More than 120,000 have been displaced, many to squalid displacement camps in western Rakhine state, after fleeing violence stirred by Buddhist nationalists in 2012.
Thousands have fled to other Southeast Asian countries on rickety boats in search of better lives, only to drown or fall victim to human traffickers.
In June, the UN said the Rohingya suffered entrenched discrimination so deep it may amount to crimes against humanity.
“This is not just a question of the Rohingya community’s right to self-identify,” Ban told a press conference alongside Myanmar’s de facto leader Aung San Suu Kyi.
“People who have been living for generations in this country should enjoy the same legal status and citizenship as everyone else.”
His comments come as Myanmar’s new civilian government is seeking to tackle the seemingly intractable issue that has dogged Nobel laureate Suu Kyi for years.
Even the word Rohingya has become loaded — with Buddhist nationalists having staged protests across the country against using the term. They instead label the group “Bengalis” and cast them as illegal immigrants from neighbouring Bangladesh.

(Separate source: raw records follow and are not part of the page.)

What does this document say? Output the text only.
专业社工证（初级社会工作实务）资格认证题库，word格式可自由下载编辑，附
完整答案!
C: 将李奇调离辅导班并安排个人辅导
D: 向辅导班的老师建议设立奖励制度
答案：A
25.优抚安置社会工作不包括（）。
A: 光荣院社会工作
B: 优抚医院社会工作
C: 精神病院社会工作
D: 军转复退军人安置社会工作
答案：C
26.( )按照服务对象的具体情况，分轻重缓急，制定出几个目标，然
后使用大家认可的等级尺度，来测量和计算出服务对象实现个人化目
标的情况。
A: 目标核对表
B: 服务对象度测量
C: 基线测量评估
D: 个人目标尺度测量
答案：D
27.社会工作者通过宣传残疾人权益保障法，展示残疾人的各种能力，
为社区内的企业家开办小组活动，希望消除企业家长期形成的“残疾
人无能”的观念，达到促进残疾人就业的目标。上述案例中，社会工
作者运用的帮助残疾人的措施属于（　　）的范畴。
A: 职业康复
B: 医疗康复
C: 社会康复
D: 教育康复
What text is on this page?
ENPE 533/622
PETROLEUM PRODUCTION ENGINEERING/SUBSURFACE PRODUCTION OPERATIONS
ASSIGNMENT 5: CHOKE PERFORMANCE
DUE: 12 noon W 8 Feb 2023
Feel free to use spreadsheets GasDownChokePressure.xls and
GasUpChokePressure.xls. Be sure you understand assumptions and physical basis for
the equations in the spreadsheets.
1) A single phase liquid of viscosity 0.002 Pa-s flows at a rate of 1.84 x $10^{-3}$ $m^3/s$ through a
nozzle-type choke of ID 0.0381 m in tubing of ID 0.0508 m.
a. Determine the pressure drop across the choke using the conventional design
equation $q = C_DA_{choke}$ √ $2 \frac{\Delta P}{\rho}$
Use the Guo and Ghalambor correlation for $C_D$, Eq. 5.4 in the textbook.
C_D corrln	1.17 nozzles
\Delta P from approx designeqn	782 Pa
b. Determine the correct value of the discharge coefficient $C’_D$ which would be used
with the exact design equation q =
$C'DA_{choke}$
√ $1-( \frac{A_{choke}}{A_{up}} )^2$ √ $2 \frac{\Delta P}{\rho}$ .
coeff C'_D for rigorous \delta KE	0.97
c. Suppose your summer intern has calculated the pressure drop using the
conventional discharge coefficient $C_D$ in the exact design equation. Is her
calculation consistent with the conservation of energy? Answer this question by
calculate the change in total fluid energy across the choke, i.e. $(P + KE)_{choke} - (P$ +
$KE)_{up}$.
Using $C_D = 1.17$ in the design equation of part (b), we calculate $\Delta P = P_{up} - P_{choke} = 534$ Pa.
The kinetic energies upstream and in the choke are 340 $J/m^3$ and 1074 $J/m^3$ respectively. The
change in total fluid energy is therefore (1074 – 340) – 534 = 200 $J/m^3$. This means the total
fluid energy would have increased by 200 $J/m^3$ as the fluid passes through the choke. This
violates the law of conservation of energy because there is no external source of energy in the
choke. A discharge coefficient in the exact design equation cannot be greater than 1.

The veteran democracy activist has come under fire from international rights groups for failing to address the plight of the Rohingya, as she seeks to avoid stoking further unrest over the sensitive issue.
Last week, the government announced it would set up an advisory panel chaired by former UN secretary general Kofi Annan to find “lasting solutions to the complex and delicate issues in the Rakhine State”.
His appointment has triggered a backlash from nationalists, including the local Arakan National Party, who denounced what they saw as foreign meddling.
Ban said he would support his predecessor’s work in Rakhine and work with Myanmar’s central authorities to tackle the Rohingya issue.
“The situation is complex (in Rakhine) and the government has assured me of their commitment to address the roots of the problem,” he said.
“All of Myanmar’s people, of every ethnicity and background, should be able to live in equality and harmony side by side with their neighbours.”
Ban’s speech comes on the eve of the opening of the new government’s flagship peace conference to broker a deal with the country’s warring ethnic minorities.
The five-day gathering is Suu Kyi’s first big drive to end multiple insurgencies that have raged in Myanmar’s borderlands since independence in 1948.
Organisers have been pushing for a unilateral ceasefire, but hopes have been shattered by renewed outbreaks of fighting, according to negotiators.